Au fond du puits, une batte de baseball...

Publié le par kate.rene

Au fond du puits, une batte de baseball...

"La vérité n'est pas forcément dans la réalité et la réalité n'est peut-être pas la seule vérité." (H Murakami, Chroniques de l'oiseau à ressort, p.725)

Tori Okada est un jeune homme "ordinaire". Tout commence par la disparition du chat qui s'appelle Noburu Wataya, nom curieux pour un chat ! En fait, il s'agit du nom du frère de la femme de Tori Okada. Elle s'appelle Kumico. Elle disparaît au chapitre 2. Ils étaient mariés depuis six ans. À partir de là, tout bascule dans la vie de Mr Okada. Des personnages qu'il ne connaissait pas avant se succèdent et vont remplir son vide affectif d'une présence effective (même érotique). Il s'agit essentiellement de personnages féminins ("de substitution" peut-être ?), qui curieusement auront des noms d'emprunt ou inventés pour l'occasion. Réels ou imaginaires dans l'esprit du narrateur et interprète principal de son propre rôle, ces personnages vont le guider dans le labyrinthe qu'est devenue son existence : les sœurs Cano, Malta et Creta ; la famille Akasaka, Canelle et Muscade, May Kasahara, la femme au téléphone, etc. Seul personnage vraiment réel, le frère de Kumiko, Noburu Wataya, jeune politicien très en vue, mais aux prises, personnellement, avec ses démons. Et puis, comme une toile de fond dans le décor contemporain des années 1990 à Tokyo, comme un passé indélébile, la Mandchourie du conflit russo-japonais des années 1940, dont certains événements sont racontés par le lieutenant Mamiya (personnage historique). Et puis et surtout, il y a le puits..., et son fond.

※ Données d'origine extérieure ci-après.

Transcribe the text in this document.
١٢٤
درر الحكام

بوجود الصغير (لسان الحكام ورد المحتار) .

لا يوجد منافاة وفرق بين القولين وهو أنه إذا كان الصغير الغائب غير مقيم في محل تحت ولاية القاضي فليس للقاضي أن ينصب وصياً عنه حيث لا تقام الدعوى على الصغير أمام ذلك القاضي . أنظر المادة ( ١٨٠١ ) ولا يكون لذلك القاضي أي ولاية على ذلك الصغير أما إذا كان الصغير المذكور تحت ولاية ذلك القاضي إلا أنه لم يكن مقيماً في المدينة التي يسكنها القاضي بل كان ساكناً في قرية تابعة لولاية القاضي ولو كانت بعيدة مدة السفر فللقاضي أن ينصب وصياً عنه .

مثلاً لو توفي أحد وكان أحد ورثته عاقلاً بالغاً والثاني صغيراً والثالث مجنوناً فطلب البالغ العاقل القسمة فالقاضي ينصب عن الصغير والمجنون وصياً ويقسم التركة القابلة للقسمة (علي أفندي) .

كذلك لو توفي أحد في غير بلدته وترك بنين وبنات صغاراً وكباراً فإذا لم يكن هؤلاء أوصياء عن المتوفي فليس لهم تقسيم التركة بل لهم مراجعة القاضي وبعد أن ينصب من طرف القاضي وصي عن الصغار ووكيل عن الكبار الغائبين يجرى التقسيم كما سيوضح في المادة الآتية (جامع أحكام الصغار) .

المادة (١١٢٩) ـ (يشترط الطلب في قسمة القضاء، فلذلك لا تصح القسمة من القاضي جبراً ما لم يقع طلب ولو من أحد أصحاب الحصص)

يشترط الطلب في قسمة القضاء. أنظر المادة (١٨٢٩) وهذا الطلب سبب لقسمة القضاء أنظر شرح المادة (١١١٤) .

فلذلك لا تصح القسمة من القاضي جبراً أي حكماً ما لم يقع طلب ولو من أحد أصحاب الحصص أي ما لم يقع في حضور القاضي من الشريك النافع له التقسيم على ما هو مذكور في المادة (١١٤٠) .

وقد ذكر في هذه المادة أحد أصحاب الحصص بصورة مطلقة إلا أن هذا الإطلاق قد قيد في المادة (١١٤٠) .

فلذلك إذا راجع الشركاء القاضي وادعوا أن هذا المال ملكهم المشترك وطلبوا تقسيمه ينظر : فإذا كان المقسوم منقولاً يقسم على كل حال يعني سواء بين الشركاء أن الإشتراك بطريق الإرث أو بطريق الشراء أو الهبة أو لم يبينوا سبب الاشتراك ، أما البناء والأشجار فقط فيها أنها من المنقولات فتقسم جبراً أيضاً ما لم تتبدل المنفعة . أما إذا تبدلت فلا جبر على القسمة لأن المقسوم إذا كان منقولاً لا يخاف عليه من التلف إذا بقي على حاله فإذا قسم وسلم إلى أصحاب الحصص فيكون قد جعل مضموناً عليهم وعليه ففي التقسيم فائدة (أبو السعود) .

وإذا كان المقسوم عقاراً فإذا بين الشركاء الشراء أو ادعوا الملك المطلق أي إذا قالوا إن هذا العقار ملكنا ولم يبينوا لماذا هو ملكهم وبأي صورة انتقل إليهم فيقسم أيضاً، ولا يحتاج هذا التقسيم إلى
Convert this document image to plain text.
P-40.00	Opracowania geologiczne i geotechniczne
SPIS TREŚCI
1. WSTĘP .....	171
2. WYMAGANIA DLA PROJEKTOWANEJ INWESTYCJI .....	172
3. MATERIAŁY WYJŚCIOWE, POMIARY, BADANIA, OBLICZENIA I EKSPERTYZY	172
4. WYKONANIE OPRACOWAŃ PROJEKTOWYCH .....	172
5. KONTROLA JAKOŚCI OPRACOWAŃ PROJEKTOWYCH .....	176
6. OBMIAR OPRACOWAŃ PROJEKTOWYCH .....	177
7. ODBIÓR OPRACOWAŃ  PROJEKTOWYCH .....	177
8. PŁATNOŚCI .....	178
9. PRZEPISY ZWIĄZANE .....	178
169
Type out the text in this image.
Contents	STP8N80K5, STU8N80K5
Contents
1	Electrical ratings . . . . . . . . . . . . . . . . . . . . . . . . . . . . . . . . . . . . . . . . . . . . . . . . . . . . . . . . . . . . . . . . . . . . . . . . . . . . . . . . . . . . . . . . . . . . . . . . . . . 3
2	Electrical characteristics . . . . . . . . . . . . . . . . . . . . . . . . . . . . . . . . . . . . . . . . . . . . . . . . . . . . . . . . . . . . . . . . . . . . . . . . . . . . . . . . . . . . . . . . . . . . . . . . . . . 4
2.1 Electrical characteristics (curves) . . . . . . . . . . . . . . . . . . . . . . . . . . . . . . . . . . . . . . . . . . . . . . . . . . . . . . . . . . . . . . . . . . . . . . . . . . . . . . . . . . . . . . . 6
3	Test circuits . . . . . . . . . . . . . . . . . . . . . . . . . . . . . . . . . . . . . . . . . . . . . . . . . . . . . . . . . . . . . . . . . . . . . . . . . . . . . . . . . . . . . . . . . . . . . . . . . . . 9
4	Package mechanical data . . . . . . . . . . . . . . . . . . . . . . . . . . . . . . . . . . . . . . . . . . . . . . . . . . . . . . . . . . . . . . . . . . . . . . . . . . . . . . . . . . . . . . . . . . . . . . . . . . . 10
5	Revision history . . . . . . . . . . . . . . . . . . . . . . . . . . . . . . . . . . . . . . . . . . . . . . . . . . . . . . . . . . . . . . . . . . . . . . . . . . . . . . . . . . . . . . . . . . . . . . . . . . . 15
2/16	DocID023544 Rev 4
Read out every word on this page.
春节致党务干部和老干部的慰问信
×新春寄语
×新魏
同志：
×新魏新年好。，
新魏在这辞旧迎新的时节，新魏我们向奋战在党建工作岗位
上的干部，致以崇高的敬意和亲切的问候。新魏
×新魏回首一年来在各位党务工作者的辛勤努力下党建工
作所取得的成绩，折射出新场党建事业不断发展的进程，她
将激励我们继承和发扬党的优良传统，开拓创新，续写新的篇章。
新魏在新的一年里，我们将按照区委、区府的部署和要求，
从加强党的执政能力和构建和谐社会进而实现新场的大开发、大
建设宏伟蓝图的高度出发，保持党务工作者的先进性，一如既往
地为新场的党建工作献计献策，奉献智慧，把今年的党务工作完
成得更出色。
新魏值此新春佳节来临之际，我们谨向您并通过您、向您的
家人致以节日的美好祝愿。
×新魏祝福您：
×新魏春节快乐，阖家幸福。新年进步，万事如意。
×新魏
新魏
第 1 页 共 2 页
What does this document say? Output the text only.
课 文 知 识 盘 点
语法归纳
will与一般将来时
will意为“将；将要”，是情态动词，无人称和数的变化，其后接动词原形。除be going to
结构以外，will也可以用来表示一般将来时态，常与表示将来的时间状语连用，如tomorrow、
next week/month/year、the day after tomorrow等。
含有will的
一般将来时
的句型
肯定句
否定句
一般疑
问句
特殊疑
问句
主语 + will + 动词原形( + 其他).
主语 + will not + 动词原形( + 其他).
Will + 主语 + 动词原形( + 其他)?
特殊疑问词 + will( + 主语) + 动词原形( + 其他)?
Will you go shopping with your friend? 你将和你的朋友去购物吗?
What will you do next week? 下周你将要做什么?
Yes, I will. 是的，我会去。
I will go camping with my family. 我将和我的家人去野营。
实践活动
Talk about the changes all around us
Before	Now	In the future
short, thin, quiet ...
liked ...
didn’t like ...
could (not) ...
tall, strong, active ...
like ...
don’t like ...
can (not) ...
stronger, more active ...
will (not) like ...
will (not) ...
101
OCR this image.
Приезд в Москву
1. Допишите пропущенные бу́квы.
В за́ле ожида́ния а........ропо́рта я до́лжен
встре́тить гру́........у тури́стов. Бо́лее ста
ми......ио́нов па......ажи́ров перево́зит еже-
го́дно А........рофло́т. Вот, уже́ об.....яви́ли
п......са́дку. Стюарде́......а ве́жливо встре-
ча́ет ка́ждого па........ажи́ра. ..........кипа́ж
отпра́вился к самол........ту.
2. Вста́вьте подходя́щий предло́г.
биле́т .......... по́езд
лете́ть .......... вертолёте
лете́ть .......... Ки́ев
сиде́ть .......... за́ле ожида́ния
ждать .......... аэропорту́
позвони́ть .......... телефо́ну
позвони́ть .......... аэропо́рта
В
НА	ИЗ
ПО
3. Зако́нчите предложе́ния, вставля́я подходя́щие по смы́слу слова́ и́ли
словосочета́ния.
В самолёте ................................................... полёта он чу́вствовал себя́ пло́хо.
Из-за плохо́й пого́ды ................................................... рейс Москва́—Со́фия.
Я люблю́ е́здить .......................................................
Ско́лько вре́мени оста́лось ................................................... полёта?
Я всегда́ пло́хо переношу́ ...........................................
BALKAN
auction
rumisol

Au fond du puits, une batte de baseball...

Dans cette banalité du réel et de la souffrance liée à la disparition de sa femme (et de son chat), émergent des perceptions conscientes ou inconscientes dans lesquelles la vérité et la réalité se télescopent, faisant éclater les coquilles plus ou moins épaisses des refoulements enkystés et réapparaître les "souillures" qui en sont la cause. Pris dans cette spirale infernale, Mr Okada est balloté en permanence dans cette zone intermédiaire ténue, véritable no man's land entre le rêve et l'état de veille, la conscience et la non-conscience, l'hallucination et l'imagination et surtout entre la vérité et la réalité. D'où cette mise en abysme récurrente des épisodes de la guerre russo-japonaise en Mandchourie. Cette réalité-là qu'un témoin oculaire de l'époque raconte, le lieutenant Mamiya, paraît, comme on dit, in-imaginable. Si donc la réalité sous couvert d'une certaine vérité - le témoignage - dépasse la fiction - l'imagination -, on peut s'accorder à admettre la réalité circonstancielle de tous les événements vécus par Mr Okada jusqu'à leur dénouement. Ils paraissent plus "imaginables" que ceux racontés par ce militaire " que la mort ne voulait pas". Et finalement, la fiction, produit de notre imagination, a créé des mondes parallèles qui nous permettent de nous évader de la réalité avec ou sans l'appui matriciel et logistique... du fond d'un puits asséché..., par exemple.

"Tout d'un coup, je me suis rendu compte que mon ombre pleurait aussi : l'ombre de mes larmes se découpaient nettement sur le mur. Oiseau à ressort, as tu déjà regardé l'ombre de tes larmes? Ce n'est pas une ombre ordinaire, ça n'a rien à voir." (p.832)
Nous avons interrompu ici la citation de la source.